Écoutez, moi j’ai regardé la pancarte et c’est bien indiqué interdiction de stationner – livraison seulement.  Comme je faisais de la livraison, j’ai compris que j’avais le droit de stationner. [5] 

[16]        Ces propos de l’intimé reflétaient essentiellement sa défense.

[17]        À première vue, l’on pourrait croire, comme l’a mentionné Me Crevier, que l’intimé fait valoir une défense d’ignorance de la loi et l’on sait que l’ignorance de la loi n’est pas une excuse en droit criminel. 

[18]        D’un autre côté, les municipalités peuvent réglementer le stationnement sur leur territoire mais certaines sont toutefois régies par l’art. 295(7) du C.S.R.; cet article prévoit l’obligation de le faire au moyen d’une signalisation appropriée.  Dans une affaire où le juge, en matière d’infraction de stationnement, avait acquitté un individu parce que la signalisation était inadéquate, la Ville de Laval[6] s’était pourvue en appel au motif que le juge avait soulevé ce moyen proprio motu dans un premier temps et deuxièmement, que l’on ne pouvait pas invoquer l’ignorance de la loi.  Après avoir fait l’analyse de l’article 295(7) C.S.R., j’ai conclu qu’un règlement où une partie d’un règlement pouvait être déclaré inopérant si la Ville n’avait pas dûment rempli ses obligations imposées par le Code de la sécurité routière et maintenu l’acquittement.
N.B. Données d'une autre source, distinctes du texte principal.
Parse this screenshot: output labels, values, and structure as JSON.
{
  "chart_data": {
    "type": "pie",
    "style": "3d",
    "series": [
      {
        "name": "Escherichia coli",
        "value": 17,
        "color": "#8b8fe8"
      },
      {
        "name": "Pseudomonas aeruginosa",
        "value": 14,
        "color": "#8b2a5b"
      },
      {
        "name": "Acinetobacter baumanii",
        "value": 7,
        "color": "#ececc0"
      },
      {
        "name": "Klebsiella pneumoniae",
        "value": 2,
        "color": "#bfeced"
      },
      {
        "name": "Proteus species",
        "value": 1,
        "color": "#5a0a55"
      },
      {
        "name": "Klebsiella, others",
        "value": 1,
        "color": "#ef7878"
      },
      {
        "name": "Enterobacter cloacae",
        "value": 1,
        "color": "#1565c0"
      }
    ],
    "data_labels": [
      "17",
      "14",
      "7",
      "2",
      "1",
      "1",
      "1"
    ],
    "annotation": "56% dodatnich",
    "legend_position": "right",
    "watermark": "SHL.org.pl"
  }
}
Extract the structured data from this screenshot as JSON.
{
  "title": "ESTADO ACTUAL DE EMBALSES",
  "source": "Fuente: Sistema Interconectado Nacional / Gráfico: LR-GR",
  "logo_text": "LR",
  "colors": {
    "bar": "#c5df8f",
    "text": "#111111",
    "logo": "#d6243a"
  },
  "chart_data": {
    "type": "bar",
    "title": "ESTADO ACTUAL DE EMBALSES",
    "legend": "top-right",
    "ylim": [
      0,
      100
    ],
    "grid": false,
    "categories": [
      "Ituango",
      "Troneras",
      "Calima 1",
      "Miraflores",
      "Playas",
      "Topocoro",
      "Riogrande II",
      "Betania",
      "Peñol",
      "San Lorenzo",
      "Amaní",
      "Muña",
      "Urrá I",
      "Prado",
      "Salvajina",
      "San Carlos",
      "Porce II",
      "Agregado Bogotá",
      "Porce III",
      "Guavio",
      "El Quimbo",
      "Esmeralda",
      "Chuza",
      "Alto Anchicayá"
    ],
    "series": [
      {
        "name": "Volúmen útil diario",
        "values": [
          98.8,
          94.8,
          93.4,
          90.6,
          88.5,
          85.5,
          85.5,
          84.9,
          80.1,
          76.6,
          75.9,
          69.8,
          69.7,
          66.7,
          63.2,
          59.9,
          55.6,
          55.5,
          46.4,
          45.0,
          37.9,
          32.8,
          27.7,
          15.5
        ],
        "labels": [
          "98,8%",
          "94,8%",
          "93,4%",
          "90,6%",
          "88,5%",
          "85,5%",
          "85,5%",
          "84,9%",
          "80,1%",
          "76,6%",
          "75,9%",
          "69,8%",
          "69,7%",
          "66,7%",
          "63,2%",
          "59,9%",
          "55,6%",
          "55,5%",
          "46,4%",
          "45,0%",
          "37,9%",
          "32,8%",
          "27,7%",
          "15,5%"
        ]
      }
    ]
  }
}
[19]        Dans ces circonstances, la Cour estime qu’il y a lieu d’annuler l’acquittement parce que le juge s’est servi de l’exception pour acquitter l’intimé ce qui, à mon avis, était une mauvaise interprétation du droit.  D’un autre côté, j’ordonnerai un nouveau procès mais je ne saurais accorder la demande de l’appelante de prononcer un verdict de culpabilité à l’encontre de l’intimé pour les motifs que j’ai plus haut énoncés.

POUR CES MOTIFS, la Cour :

ACCUEILLE l’appel;

ANNULE le jugement d’acquittement rendu en première instance;

ORDONNE un nouveau procès dont l’instruction devra être tenue devant un autre juge que celui qui a rendu le jugement en première instance;

Le tout sans frais tant en appel qu’en première instance vu les circonstances du dossier.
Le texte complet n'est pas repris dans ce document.